Anger,
A long time
ago, I had one very pleasant skype conversation with the famous neuroscientist
Jaak Panksepp. I had studied his book “Affective Neuroscience” and I felt
compelled, to get in touch with him. Unlike so many other people, I had tried in
vain to contact, I was surprised, to get to talk with him. I remember him saying,
at the end of our wonderful conversation: “Keep raking the fields of Affective
Neuroscience.”
Panksepp
agreed, that his views about primary emotional systems, perfectly dovetailed
with my description of the great difference between Disembodied Language (DL)
and Embodied Language (EL). These two cross-species ways of expressing affect, contain our
negative and positive emotions. These negative and positive feelings, are, of
course, audible in the sound of our voice while we speak. Thus, if we listen, we
can hear what someone is feeling. Naturally, we can also fake our feelings, but
we can detect that too.
The big
difference between our DL and our EL, is that in DL, we don’t listen to
ourselves, while we speak, that is, we just don't want or like to hear it, but during EL, we listen to ourselves, while we
speak, because we like and want to hear it. Our autonomic nervous system responds very differently, when we experience
negative or positive emotions. During episodes, in which we experience RAGE/Anger,
FEAR/Anxiety or PANIC/Sadness, our body has what is known as a fight/flight/freeze
response, but when we have positive affect, such as SEEKING/Expectancy, CARE/Nurturing, PLAY/Social
Joy and LUST, these evolutionary mobilization responses to a threat are absent
and we are in the ideal state to communicate.
The word
emotion comes from Latin “emovere”, which means, to move. Therefore, to feel,
is to do something, because our emotions motivate us into action, to both survive
and thrive. Since we are predominantly engaging in DL, however, we are almost
permanently busy with surviving, with negative affect,
but seldom with thriving, with EL, with positive emotions. We can only thrive and
experience meaningful interaction or EL, in which we listen to ourselves – and,
therefore, to each other – in the absence of any threat.
Simply
stated, anger is a biological response, which prepares us to fight. The big
mistake inevitably made, by people, who don’t know anything about the difference
between DL and EL, is in DL, we believe, we can fight injustice by changing the
laws or by enforcing new norms. However, all our endless arguments, discussions, debates or
disputes prevent EL and will have to be stopped entirely, before we can finally
have ongoing EL.
Honoring our
anger – by taking the time, to talk out loud,
alone, with ourselves; by describing to our best ability, what it is that is demanding
our attention; by listening to the sound of our own voice; by switching from DL
to EL – is important for our health and wellbeing.

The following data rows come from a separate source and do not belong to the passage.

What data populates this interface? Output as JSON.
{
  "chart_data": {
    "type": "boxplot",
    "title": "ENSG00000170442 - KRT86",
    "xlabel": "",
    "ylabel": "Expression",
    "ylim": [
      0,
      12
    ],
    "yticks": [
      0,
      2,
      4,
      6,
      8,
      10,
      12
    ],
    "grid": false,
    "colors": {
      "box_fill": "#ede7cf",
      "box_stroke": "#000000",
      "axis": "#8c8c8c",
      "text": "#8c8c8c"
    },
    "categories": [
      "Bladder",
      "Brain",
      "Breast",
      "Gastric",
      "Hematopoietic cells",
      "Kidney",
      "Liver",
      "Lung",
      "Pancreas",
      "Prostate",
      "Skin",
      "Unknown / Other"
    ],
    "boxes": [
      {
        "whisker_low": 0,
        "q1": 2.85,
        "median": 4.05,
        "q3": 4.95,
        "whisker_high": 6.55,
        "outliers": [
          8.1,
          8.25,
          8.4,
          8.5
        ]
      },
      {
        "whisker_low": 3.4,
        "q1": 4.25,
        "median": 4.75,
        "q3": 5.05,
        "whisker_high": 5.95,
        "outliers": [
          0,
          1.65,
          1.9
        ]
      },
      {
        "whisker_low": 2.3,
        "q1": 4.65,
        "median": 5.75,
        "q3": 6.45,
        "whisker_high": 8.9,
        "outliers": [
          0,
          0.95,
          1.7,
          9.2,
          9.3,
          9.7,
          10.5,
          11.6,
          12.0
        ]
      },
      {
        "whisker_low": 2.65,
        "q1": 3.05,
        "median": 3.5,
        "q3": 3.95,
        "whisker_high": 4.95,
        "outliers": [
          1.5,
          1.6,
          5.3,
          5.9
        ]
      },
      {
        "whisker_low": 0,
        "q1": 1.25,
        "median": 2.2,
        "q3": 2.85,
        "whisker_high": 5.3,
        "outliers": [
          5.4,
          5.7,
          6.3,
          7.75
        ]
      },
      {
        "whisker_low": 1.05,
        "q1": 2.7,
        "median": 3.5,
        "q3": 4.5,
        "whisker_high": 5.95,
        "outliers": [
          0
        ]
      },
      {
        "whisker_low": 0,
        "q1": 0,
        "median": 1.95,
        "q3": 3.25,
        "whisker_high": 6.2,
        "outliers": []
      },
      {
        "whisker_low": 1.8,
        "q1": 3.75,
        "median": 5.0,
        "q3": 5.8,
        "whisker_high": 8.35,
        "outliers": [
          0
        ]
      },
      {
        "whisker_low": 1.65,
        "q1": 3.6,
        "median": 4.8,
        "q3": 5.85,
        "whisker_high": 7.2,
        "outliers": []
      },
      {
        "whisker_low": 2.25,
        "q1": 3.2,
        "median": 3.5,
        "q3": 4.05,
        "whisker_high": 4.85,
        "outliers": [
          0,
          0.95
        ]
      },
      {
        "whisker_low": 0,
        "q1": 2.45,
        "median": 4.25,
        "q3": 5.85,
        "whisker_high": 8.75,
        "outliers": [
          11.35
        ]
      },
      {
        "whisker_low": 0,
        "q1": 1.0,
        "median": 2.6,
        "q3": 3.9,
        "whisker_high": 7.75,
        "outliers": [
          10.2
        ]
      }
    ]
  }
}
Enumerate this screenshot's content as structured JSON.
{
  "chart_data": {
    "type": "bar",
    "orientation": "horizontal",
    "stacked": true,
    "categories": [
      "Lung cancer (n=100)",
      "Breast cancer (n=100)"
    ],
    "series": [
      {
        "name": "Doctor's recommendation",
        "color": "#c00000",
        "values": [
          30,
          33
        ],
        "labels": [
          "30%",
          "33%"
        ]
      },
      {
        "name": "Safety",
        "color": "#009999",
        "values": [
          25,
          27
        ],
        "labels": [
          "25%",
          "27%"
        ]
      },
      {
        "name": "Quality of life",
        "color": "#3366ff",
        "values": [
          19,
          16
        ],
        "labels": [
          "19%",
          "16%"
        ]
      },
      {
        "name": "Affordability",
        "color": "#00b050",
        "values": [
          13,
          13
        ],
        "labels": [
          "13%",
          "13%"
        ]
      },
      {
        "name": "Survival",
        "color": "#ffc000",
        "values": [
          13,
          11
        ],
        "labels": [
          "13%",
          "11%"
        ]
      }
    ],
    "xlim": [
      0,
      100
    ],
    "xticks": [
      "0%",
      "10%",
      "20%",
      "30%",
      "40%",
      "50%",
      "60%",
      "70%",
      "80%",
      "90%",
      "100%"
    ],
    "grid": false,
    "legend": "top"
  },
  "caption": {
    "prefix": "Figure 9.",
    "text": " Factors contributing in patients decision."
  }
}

There are so many things, we
can become angry about, but with our unconscious DL, we never fully understand,
why we keep being so angry. Only if we stop our DL – since we really don’t like
to hear the sound of our own voice – our anger subsides, because we consciously
decrease our involvement in DL and deliberately increase our involvement in EL.
Due to my
discovery of the difference between my own DL and EL, I have found, that the
most difficult thing about dealing with my anger was, that because of my mechanical
involvement in DL, I felt angry, upset and anxious about being angry. In DL, we
are always shamed for our anger. Once we begin to have ongoing EL, however, we
realize, we have – in DL – always been punished for being angry. In EL, we come
to grips with our anger, as we realize, that it was justified and necessary. While
it may have been troubling, our anger was and is blessing in disguise, a form of protection.
Moreover, with EL, we don’t find inner, but outer peace, as our relations change,
in that, we only engage with those with whom we can have EL.